その中でとくに,本申請者は,日本語教育が「教育」という現場における実践であることを重視する立場から,研究が実践と乖離した現状に対して,「私はどのような教室をめざすのか」という問いを出発点とする,実践と研究が不可分かつ往還する実践研究理論を提起してきた(細川2005a; など)。
 これまでにこの実践研究理論を,細川 (2004)は,大学院での教師養成において具体的に位置づけ,申請者所属機関においては「実践研究」科目として実現した (GSJAL2004, 2005)。さらに,日本語教育学会研究集会「実践研究フォーラム」を,委員長として2004年以来毎年開催し,内外の日本語教師による実践研究をめぐる議論の場を提供してきた(他に,細川他2004; 細川2005bなど)。
 今回の研究は全て,本申請者が提唱する「私はどのような教室をめざすのか」という問いを出発点とする「実践研究」理論に基づいて進展された。中でも,多様化が進む日本語教育状況によってその教室で育むべき能力とは何なのかが複雑多様化している現在,日本語学校を中心として,「私はどのような教室をめざすのか」の検討には,さまざまな状況で従事する教師(実践研究者)との対話・討議が必要であるとの声が高まっている。
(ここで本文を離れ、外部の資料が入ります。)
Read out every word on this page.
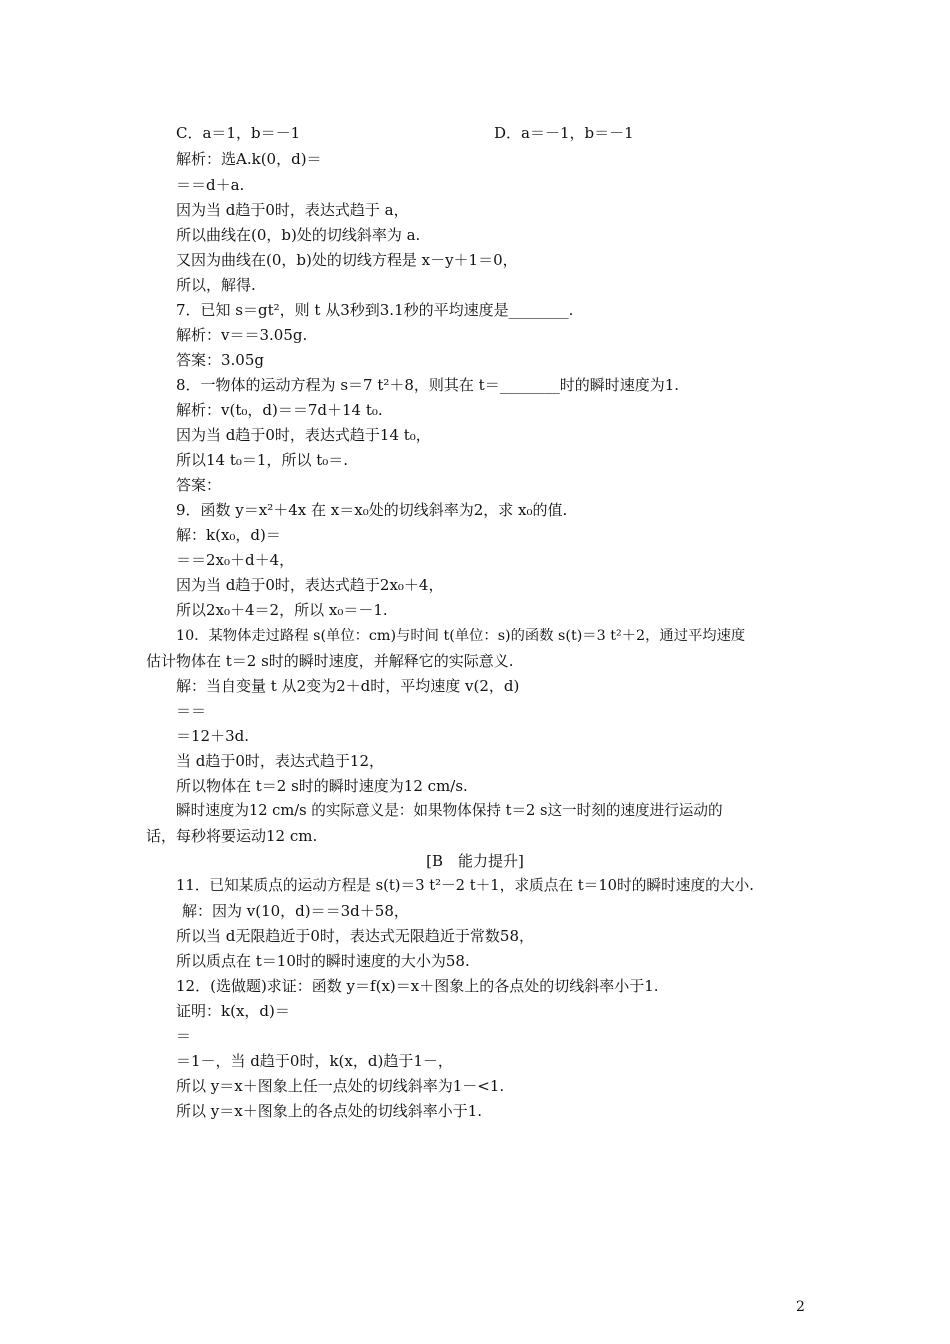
C．a＝1，b＝－1	D．a＝－1，b＝－1
解析：选A.k(0，d)＝
＝＝d＋a.
因为当 d趋于0时，表达式趋于 a，
所以曲线在(0，b)处的切线斜率为 a.
又因为曲线在(0，b)处的切线方程是 x－y＋1＝0，
所以，解得.
7．已知 s＝gt²，则 t 从3秒到3.1秒的平均速度是________.
解析：v＝＝3.05g.
答案：3.05g
8．一物体的运动方程为 s＝7 t²＋8，则其在 t＝________时的瞬时速度为1.
解析：v(t₀，d)＝＝7d＋14 t₀.
因为当 d趋于0时，表达式趋于14 t₀，
所以14 t₀＝1，所以 t₀＝.
答案：
9．函数 y＝x²＋4x 在 x＝x₀处的切线斜率为2，求 x₀的值.
解：k(x₀，d)＝
＝＝2x₀＋d＋4，
因为当 d趋于0时，表达式趋于2x₀＋4，
所以2x₀＋4＝2，所以 x₀＝－1.
10．某物体走过路程 s(单位：cm)与时间 t(单位：s)的函数 s(t)＝3 t²＋2，通过平均速度
估计物体在 t＝2 s时的瞬时速度，并解释它的实际意义.
解：当自变量 t 从2变为2＋d时，平均速度 v(2，d)
＝＝
＝12＋3d.
当 d趋于0时，表达式趋于12，
所以物体在 t＝2 s时的瞬时速度为12 cm/s.
瞬时速度为12 cm/s 的实际意义是：如果物体保持 t＝2 s这一时刻的速度进行运动的
话，每秒将要运动12 cm.
[B　能力提升]
11．已知某质点的运动方程是 s(t)＝3 t²－2 t＋1，求质点在 t＝10时的瞬时速度的大小.
解：因为 v(10，d)＝＝3d＋58，
所以当 d无限趋近于0时，表达式无限趋近于常数58，
所以质点在 t＝10时的瞬时速度的大小为58.
12．(选做题)求证：函数 y＝f(x)＝x＋图象上的各点处的切线斜率小于1.
证明：k(x，d)＝
＝
＝1－，当 d趋于0时，k(x，d)趋于1－，
所以 y＝x＋图象上任一点处的切线斜率为1－<1.
所以 y＝x＋图象上的各点处的切线斜率小于1.
2
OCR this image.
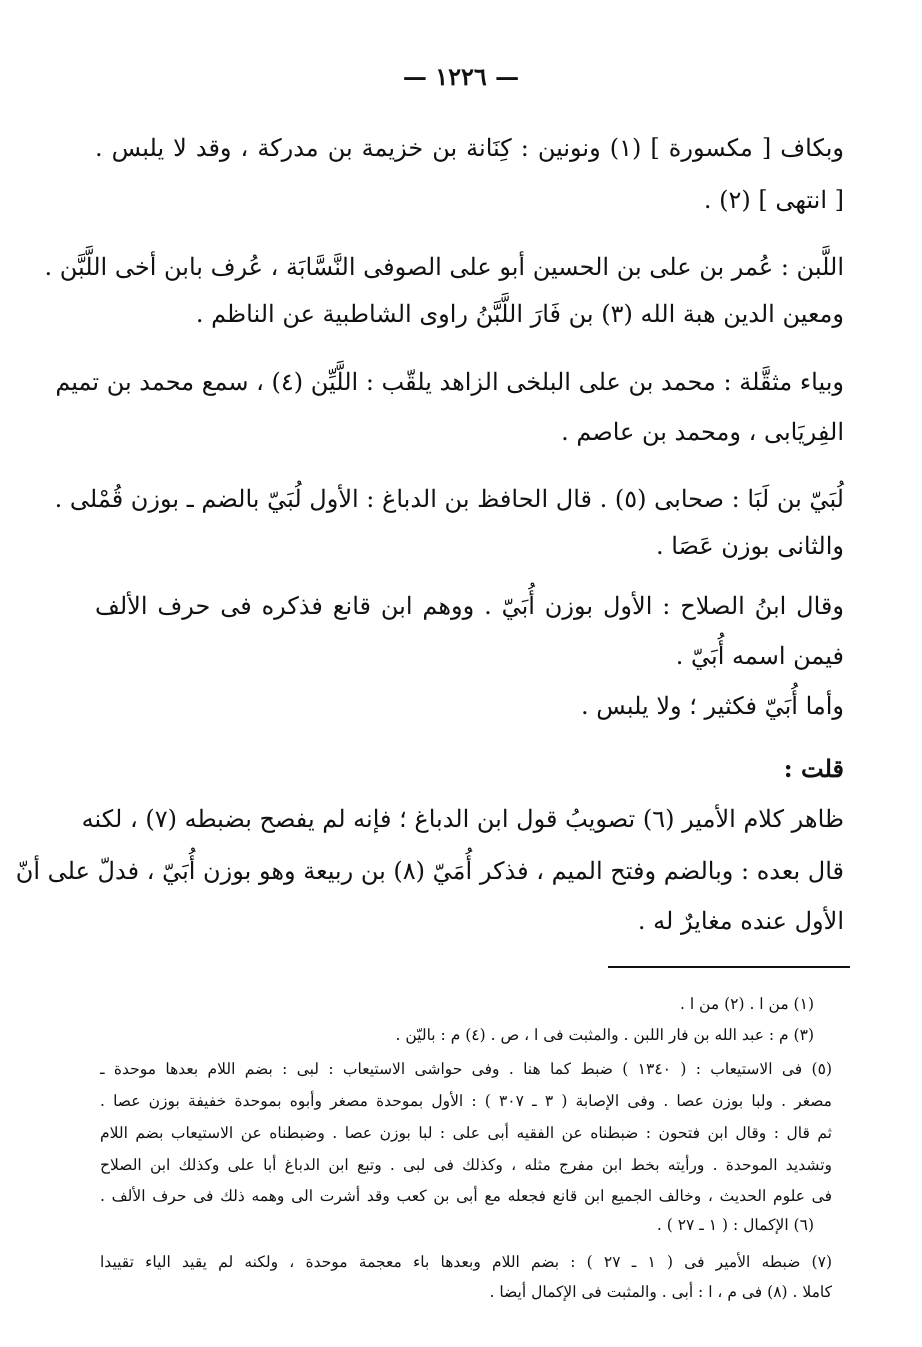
— ١٢٢٦ —
وبكاف [ مكسورة ] (١) ونونين : كِنَانة بن خزيمة بن مدركة ، وقد لا يلبس .
[ انتهى ] (٢) .
اللَّبن : عُمر بن على بن الحسين أبو على الصوفى النَّسَّابَة ، عُرف بابن أخى اللَّبَّن .
ومعين الدين هبة الله (٣) بن فَارَ اللَّبَّنُ راوى الشاطبية عن الناظم .
وبياء مثقَّلة : محمد بن على البلخى الزاهد يلقّب : اللَّيِّن (٤) ، سمع محمد بن تميم
الفِريَابى ، ومحمد بن عاصم .
لُبَيّ بن لَبَا : صحابى (٥) . قال الحافظ بن الدباغ : الأول لُبَيّ بالضم ـ بوزن قُمْلى .
والثانى بوزن عَصَا .
وقال ابنُ الصلاح : الأول بوزن أُبَيّ . ووهم ابن قانع فذكره فى حرف الألف
فيمن اسمه أُبَيّ .
وأما أُبَيّ فكثير ؛ ولا يلبس .
قلت :
ظاهر كلام الأمير (٦) تصويبُ قول ابن الدباغ ؛ فإنه لم يفصح بضبطه (٧) ، لكنه
قال بعده : وبالضم وفتح الميم ، فذكر أُمَيّ (٨) بن ربيعة وهو بوزن أُبَيّ ، فدلّ على أنّ
الأول عنده مغايرٌ له .
(١) من ا . (٢) من ا .
(٣) م : عبد الله بن فار اللبن . والمثبت فى ا ، ص . (٤) م : باليّن .
(٥) فى الاستيعاب : ( ١٣٤٠ ) ضبط كما هنا . وفى حواشى الاستيعاب : لبى : بضم اللام بعدها موحدة ـ
مصغر . ولبا بوزن عصا . وفى الإصابة ( ٣ ـ ٣٠٧ ) : الأول بموحدة مصغر وأبوه بموحدة خفيفة بوزن عصا .
ثم قال : وقال ابن فتحون : ضبطناه عن الفقيه أبى على : لبا بوزن عصا . وضبطناه عن الاستيعاب بضم اللام
وتشديد الموحدة . ورأيته بخط ابن مفرج مثله ، وكذلك فى لبى . وتبع ابن الدباغ أبا على وكذلك ابن الصلاح
فى علوم الحديث ، وخالف الجميع ابن قانع فجعله مع أبى بن كعب وقد أشرت الى وهمه ذلك فى حرف الألف .
(٦) الإكمال : ( ١ ـ ٢٧ ) .
(٧) ضبطه الأمير فى ( ١ ـ ٢٧ ) : بضم اللام وبعدها باء معجمة موحدة ، ولكنه لم يقيد الياء تقييدا
كاملا . (٨) فى م ، ا : أبى . والمثبت فى الإكمال أيضا .
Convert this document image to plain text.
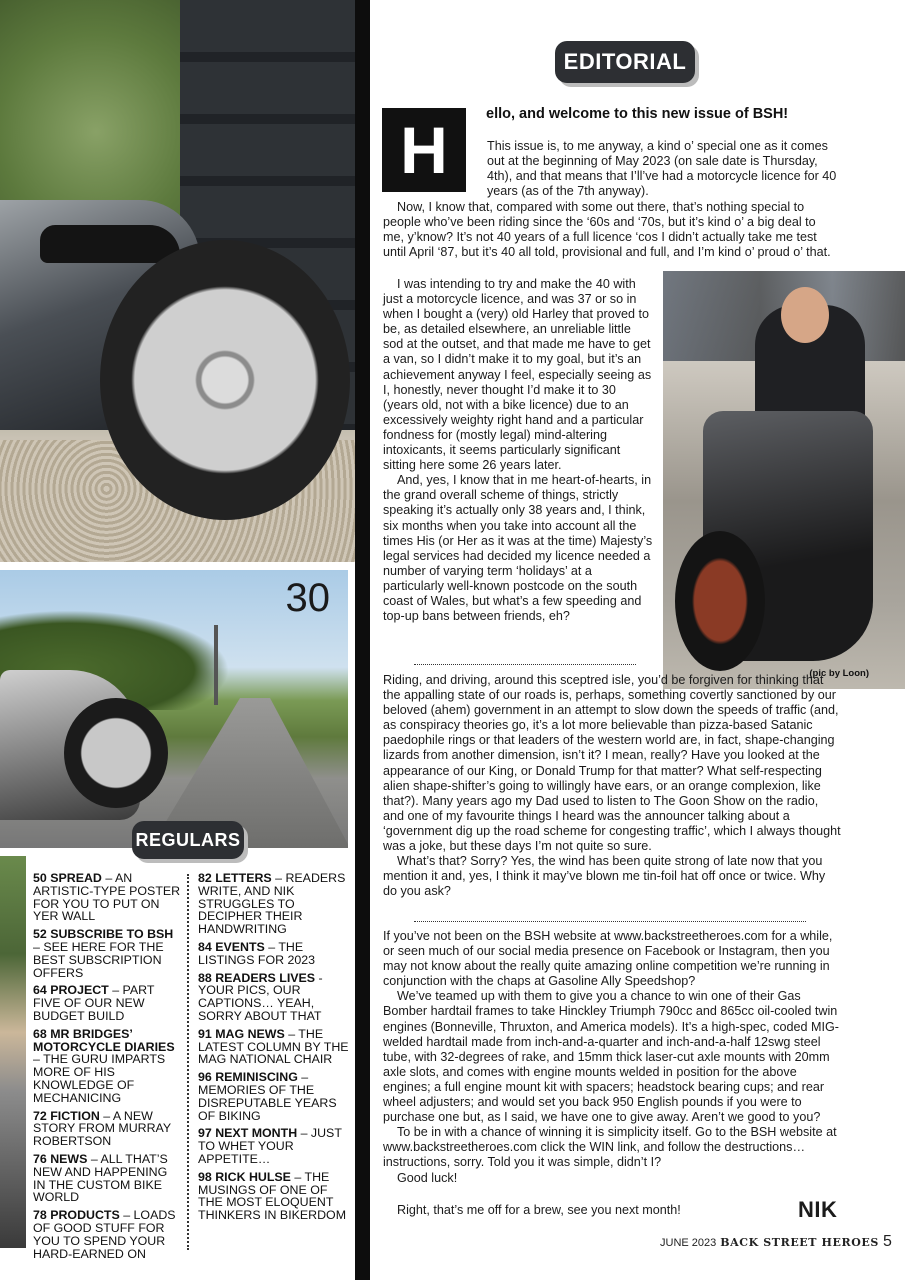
30
REGULARS
50 SPREAD – AN ARTISTIC-TYPE POSTER FOR YOU TO PUT ON YER WALL
52 SUBSCRIBE TO BSH – SEE HERE FOR THE BEST SUBSCRIPTION OFFERS
64 PROJECT – PART FIVE OF OUR NEW BUDGET BUILD
68 MR BRIDGES’ MOTORCYCLE DIARIES – THE GURU IMPARTS MORE OF HIS KNOWLEDGE OF MECHANICING
72 FICTION – A NEW STORY FROM MURRAY ROBERTSON
76 NEWS – ALL THAT’S NEW AND HAPPENING IN THE CUSTOM BIKE WORLD
78 PRODUCTS – LOADS OF GOOD STUFF FOR YOU TO SPEND YOUR HARD-EARNED ON
82 LETTERS – READERS WRITE, AND NIK STRUGGLES TO DECIPHER THEIR HANDWRITING
84 EVENTS – THE LISTINGS FOR 2023
88 READERS LIVES - YOUR PICS, OUR CAPTIONS… YEAH, SORRY ABOUT THAT
91 MAG NEWS – THE LATEST COLUMN BY THE MAG NATIONAL CHAIR
96 REMINISCING – MEMORIES OF THE DISREPUTABLE YEARS OF BIKING
97 NEXT MONTH – JUST TO WHET YOUR APPETITE…
98 RICK HULSE – THE MUSINGS OF ONE OF THE MOST ELOQUENT THINKERS IN BIKERDOM
EDITORIAL
H	ello, and welcome to this new issue of BSH!

This issue is, to me anyway, a kind o’ special one as it comes out at the beginning of May 2023 (on sale date is Thursday, 4th), and that means that I’ll’ve had a motorcycle licence for 40 years (as of the 7th anyway).

Now, I know that, compared with some out there, that’s nothing special to people who’ve been riding since the ‘60s and ‘70s, but it’s kind o’ a big deal to me, y’know? It’s not 40 years of a full licence ‘cos I didn’t actually take me test until April ‘87, but it’s 40 all told, provisional and full, and I’m kind o’ proud o’ that.

I was intending to try and make the 40 with just a motorcycle licence, and was 37 or so in when I bought a (very) old Harley that proved to be, as detailed elsewhere, an unreliable little sod at the outset, and that made me have to get a van, so I didn’t make it to my goal, but it’s an achievement anyway I feel, especially seeing as I, honestly, never thought I’d make it to 30 (years old, not with a bike licence) due to an excessively weighty right hand and a particular fondness for (mostly legal) mind-altering intoxicants, it seems particularly significant sitting here some 26 years later.

And, yes, I know that in me heart-of-hearts, in the grand overall scheme of things, strictly speaking it’s actually only 38 years and, I think, six months when you take into account all the times His (or Her as it was at the time) Majesty’s legal services had decided my licence needed a number of varying term ‘holidays’ at a particularly well-known postcode on the south coast of Wales, but what’s a few speeding and top-up bans between friends, eh?

(pic by Loon)

Riding, and driving, around this sceptred isle, you’d be forgiven for thinking that the appalling state of our roads is, perhaps, something covertly sanctioned by our beloved (ahem) government in an attempt to slow down the speeds of traffic (and, as conspiracy theories go, it’s a lot more believable than pizza-based Satanic paedophile rings or that leaders of the western world are, in fact, shape-changing lizards from another dimension, isn’t it? I mean, really? Have you looked at the appearance of our King, or Donald Trump for that matter? What self-respecting alien shape-shifter’s going to willingly have ears, or an orange complexion, like that?). Many years ago my Dad used to listen to The Goon Show on the radio, and one of my favourite things I heard was the announcer talking about a ‘government dig up the road scheme for congesting traffic’, which I always thought was a joke, but these days I’m not quite so sure.

What’s that? Sorry? Yes, the wind has been quite strong of late now that you mention it and, yes, I think it may’ve blown me tin-foil hat off once or twice. Why do you ask?

If you’ve not been on the BSH website at www.backstreetheroes.com for a while, or seen much of our social media presence on Facebook or Instagram, then you may not know about the really quite amazing online competition we’re running in conjunction with the chaps at Gasoline Ally Speedshop?

We’ve teamed up with them to give you a chance to win one of their Gas Bomber hardtail frames to take Hinckley Triumph 790cc and 865cc oil-cooled twin engines (Bonneville, Thruxton, and America models). It’s a high-spec, coded MIG-welded hardtail made from inch-and-a-quarter and inch-and-a-half 12swg steel tube, with 32-degrees of rake, and 15mm thick laser-cut axle mounts with 20mm axle slots, and comes with engine mounts welded in position for the above engines; a full engine mount kit with spacers; headstock bearing cups; and rear wheel adjusters; and would set you back 950 English pounds if you were to purchase one but, as I said, we have one to give away. Aren’t we good to you?

To be in with a chance of winning it is simplicity itself. Go to the BSH website at www.backstreetheroes.com click the WIN link, and follow the destructions… instructions, sorry. Told you it was simple, didn’t I?

Good luck!

Right, that’s me off for a brew, see you next month!	NIK
JUNE 2023 BACK STREET HEROES 5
 そこでまず,本研究では,これまでより継続される実践研究フォーラム等の活動での発表・討議が,より具体的・実効的なものとなると期待できるような研究会を立ち上げた。こうした活動は,大学機関だけでなく,ボランティア,日本語学校,NPO法人など、多様な状況下で活躍する実践者が参加することによってこそ,高い成果をあげることができる。今後は、インターネットを積極的に利用するだけでなく,同時に,実践研究フォーラム開催の実績を踏まえて,各地で小規模かつ深い議論が可能な報告会を開催し,「実践研究」ネットワークを構築することで,実践者間での実質的な討議が可能な環境の構築をめざす。